I was interviewing a depressed patient with my attending in the room, watching. I asked my patient if she had any thoughts of death or dying, and she said yes. "Well what of it? Haven't you had those thoughts?" This direct personal question took me aback. I faltered, then I answered her question. I knew right away that she was trying to rationalize her own morbid thoughts by normalizing them. See, you think about death, too, so my thoughts of death are normal.
Then she turned to my attending and asked him the same question, but he handled it completely differently. He sat back relaxed in his chair, looked down at the floor briefly then right back up at the patient meeting her eyes, he smirked slightly, then he said, "You know, I think it's really interesting you asked me that." His voice was saturated with sincere curiosity. "Why is it do you think you asked me that?"
I was in awe. How deftly he had flipped her question right back to her and incorporated the very fact that she had asked that question into an exploration of her depressive symptoms! The patient went right along with the flow of the conversation. My attending never did end up answering her question.
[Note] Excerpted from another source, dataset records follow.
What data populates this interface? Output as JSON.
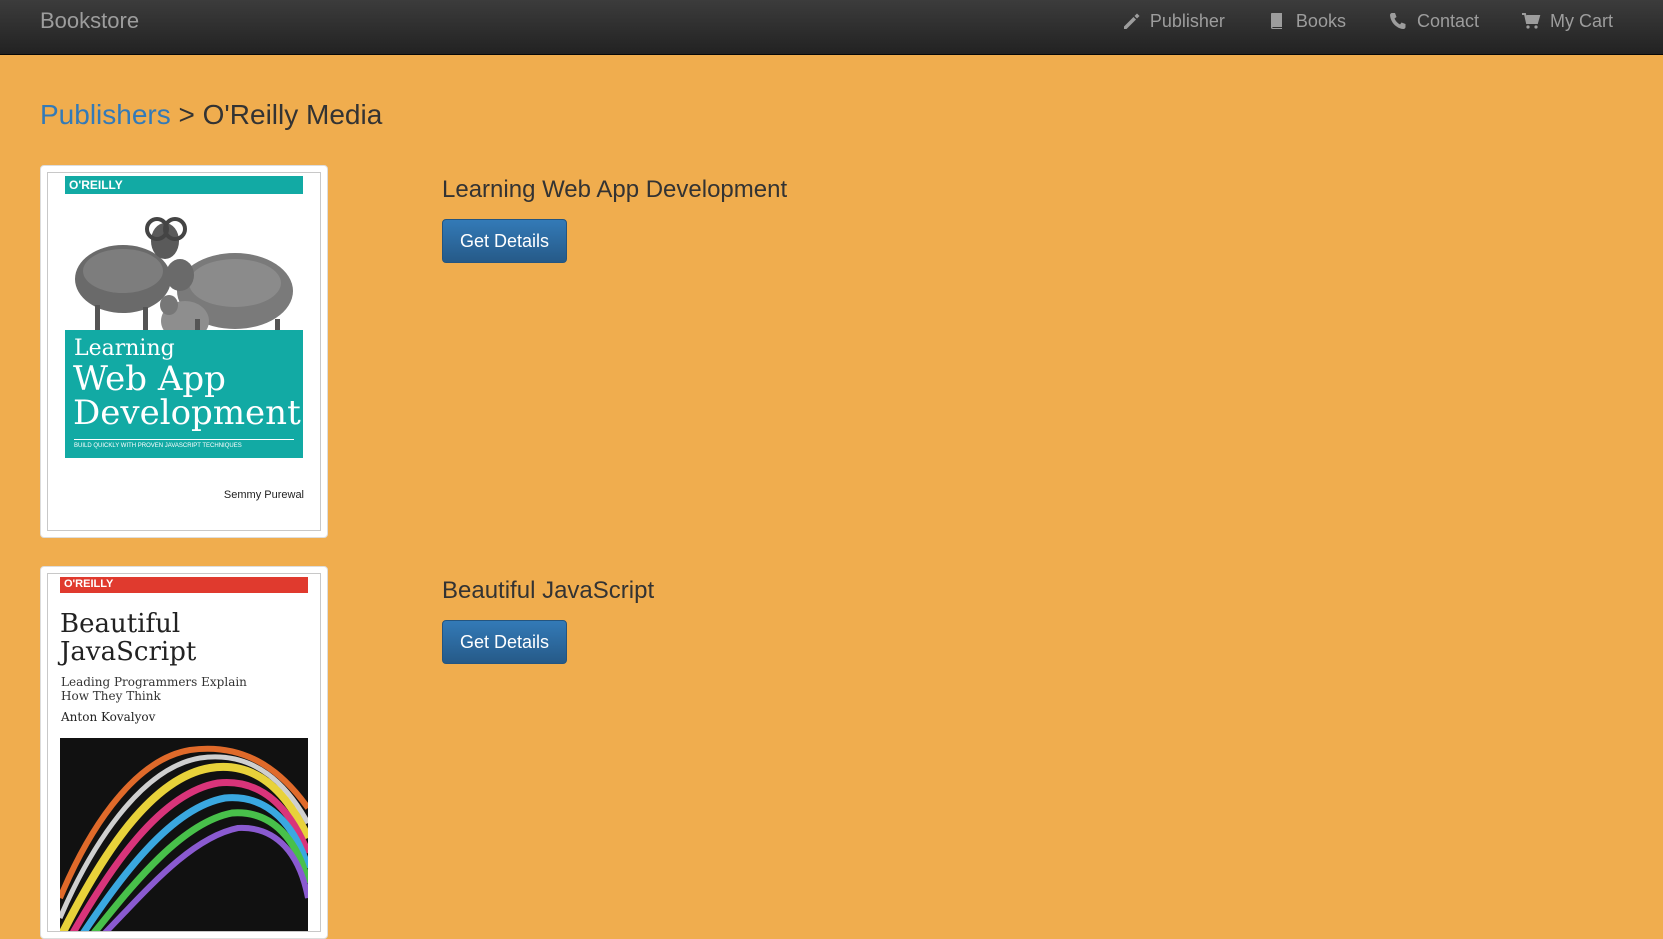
{
  "navbar": {
    "brand": "Bookstore",
    "items": [
      {
        "label": "Publisher",
        "icon": "pencil-icon"
      },
      {
        "label": "Books",
        "icon": "book-icon"
      },
      {
        "label": "Contact",
        "icon": "phone-icon"
      },
      {
        "label": "My Cart",
        "icon": "cart-icon"
      }
    ]
  },
  "breadcrumb": {
    "link": "Publishers",
    "separator": ">",
    "current": "O'Reilly Media"
  },
  "books": [
    {
      "title": "Learning Web App Development",
      "button": "Get Details",
      "cover": {
        "publisher": "O'REILLY",
        "title_line1": "Learning",
        "title_line2": "Web App",
        "title_line3": "Development",
        "tagline": "BUILD QUICKLY WITH PROVEN JAVASCRIPT TECHNIQUES",
        "author": "Semmy Purewal",
        "accent": "#12aaa4"
      }
    },
    {
      "title": "Beautiful JavaScript",
      "button": "Get Details",
      "cover": {
        "publisher": "O'REILLY",
        "title_line1": "Beautiful",
        "title_line2": "JavaScript",
        "subtitle_line1": "Leading Programmers Explain",
        "subtitle_line2": "How They Think",
        "author": "Anton Kovalyov",
        "accent": "#e03a2e"
      }
    }
  ],
  "colors": {
    "background": "#f0ad4e",
    "navbar": "#222222",
    "link": "#337ab7",
    "button": "#337ab7"
  }
}
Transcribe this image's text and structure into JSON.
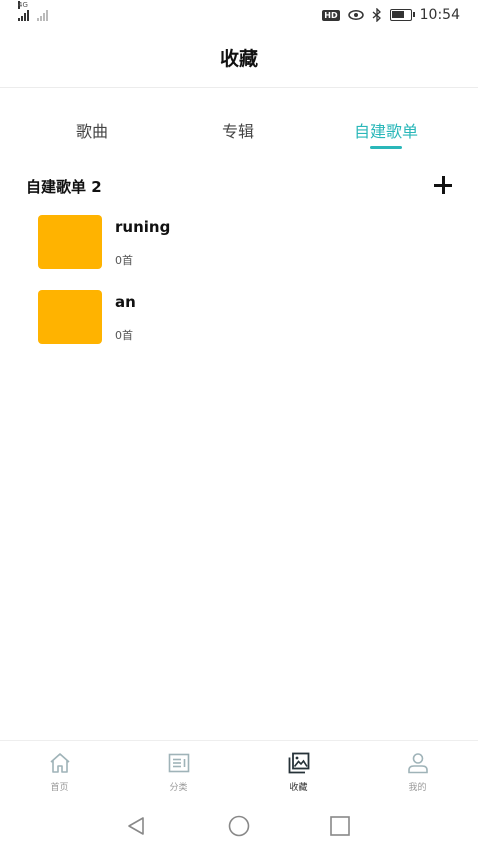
{
  "status_bar": {
    "network_label": "4G",
    "time": "10:54",
    "hd_badge": "HD",
    "battery_level": 0.7
  },
  "header": {
    "title": "收藏"
  },
  "tabs": [
    {
      "label": "歌曲",
      "active": false
    },
    {
      "label": "专辑",
      "active": false
    },
    {
      "label": "自建歌单",
      "active": true
    }
  ],
  "section": {
    "title": "自建歌单 2"
  },
  "playlists": [
    {
      "name": "runing",
      "count": "0首",
      "cover_color": "#FFB300"
    },
    {
      "name": "an",
      "count": "0首",
      "cover_color": "#FFB300"
    }
  ],
  "bottom_nav": [
    {
      "label": "首页",
      "icon": "home-icon",
      "active": false
    },
    {
      "label": "分类",
      "icon": "category-icon",
      "active": false
    },
    {
      "label": "收藏",
      "icon": "collection-icon",
      "active": true
    },
    {
      "label": "我的",
      "icon": "user-icon",
      "active": false
    }
  ],
  "colors": {
    "accent": "#2ab7b9",
    "cover": "#FFB300",
    "inactive_nav": "#9fb3b8",
    "active_nav": "#263238"
  }
}
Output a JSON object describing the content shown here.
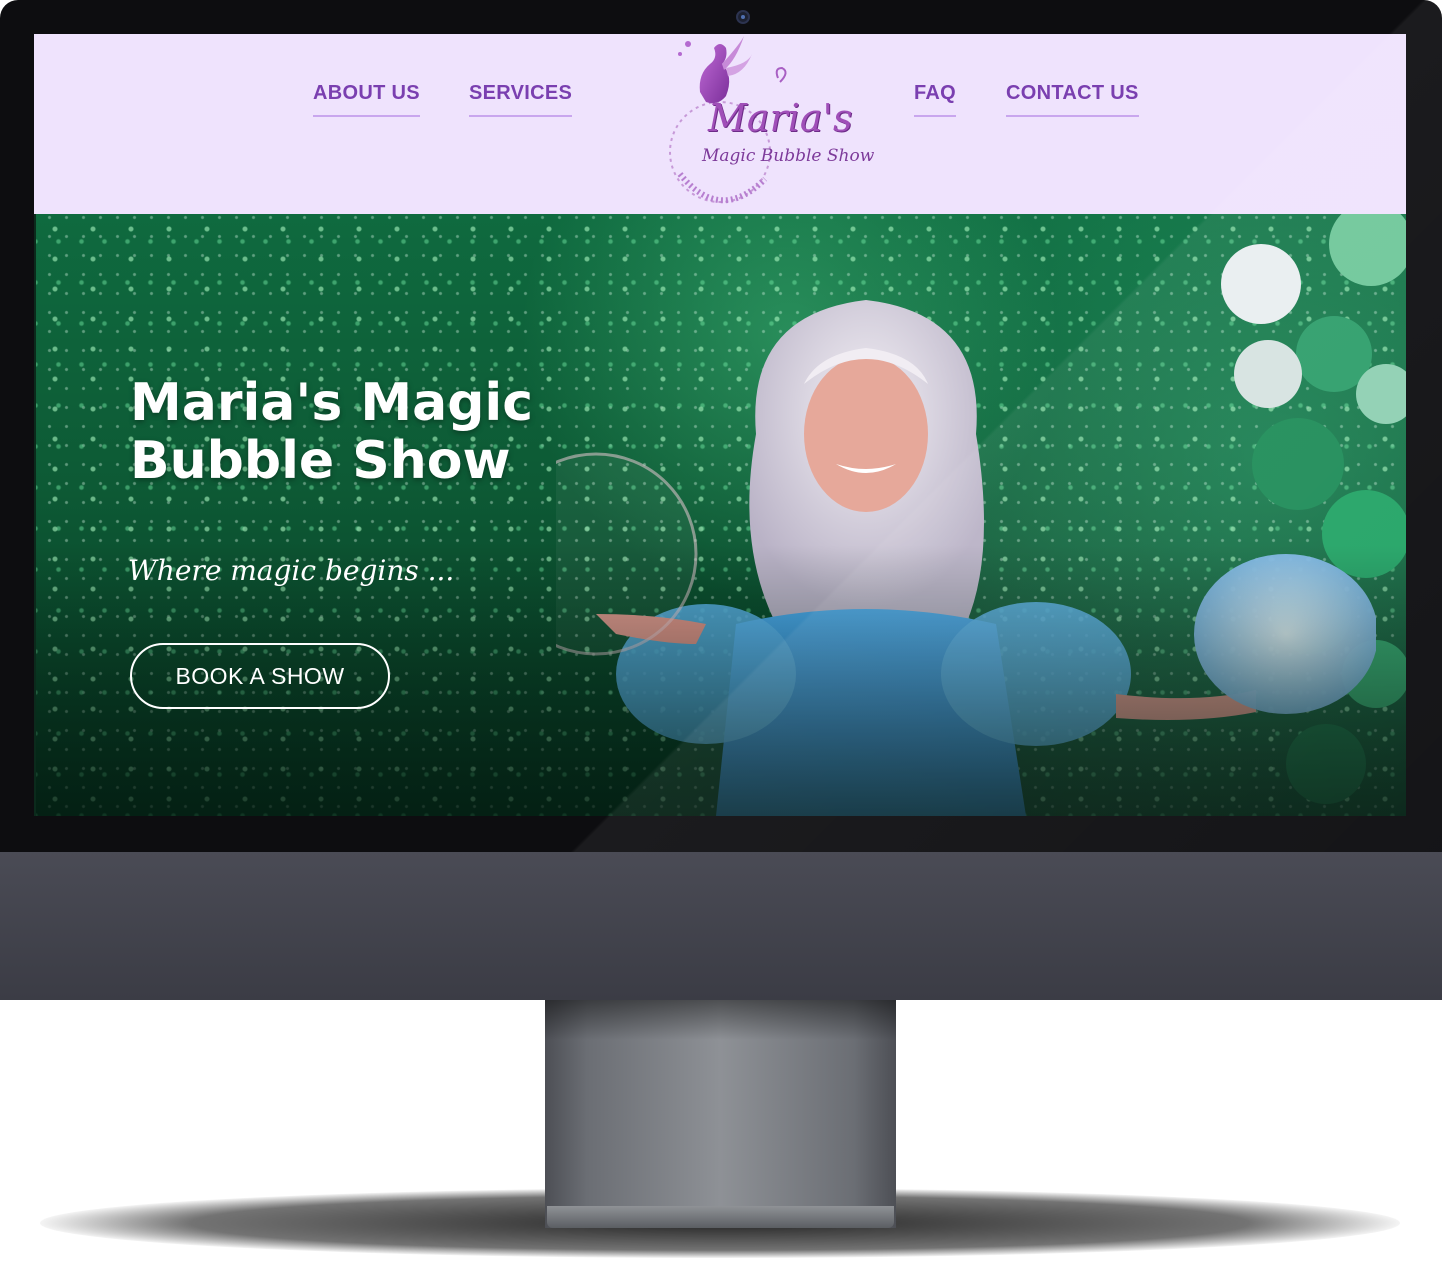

I talked with my attending about it afterward. "You're going to be asked a lot of personal questions throughout your career: Are you single? Do you have children? How much money do you make? There's always something behind the question, and it's your job to figure out what it is." He went on to say that a very real power differential exists in the clinical interview. It's not unfair; that's just the way it is. If I ever feel like a patient is interviewing me, that should give me reason to pause and wonder, Why? From there, I should let my own curiosity guide my response.
This lesson made quite an impression on me, and it gave me an important tool to use in future clinical interviews.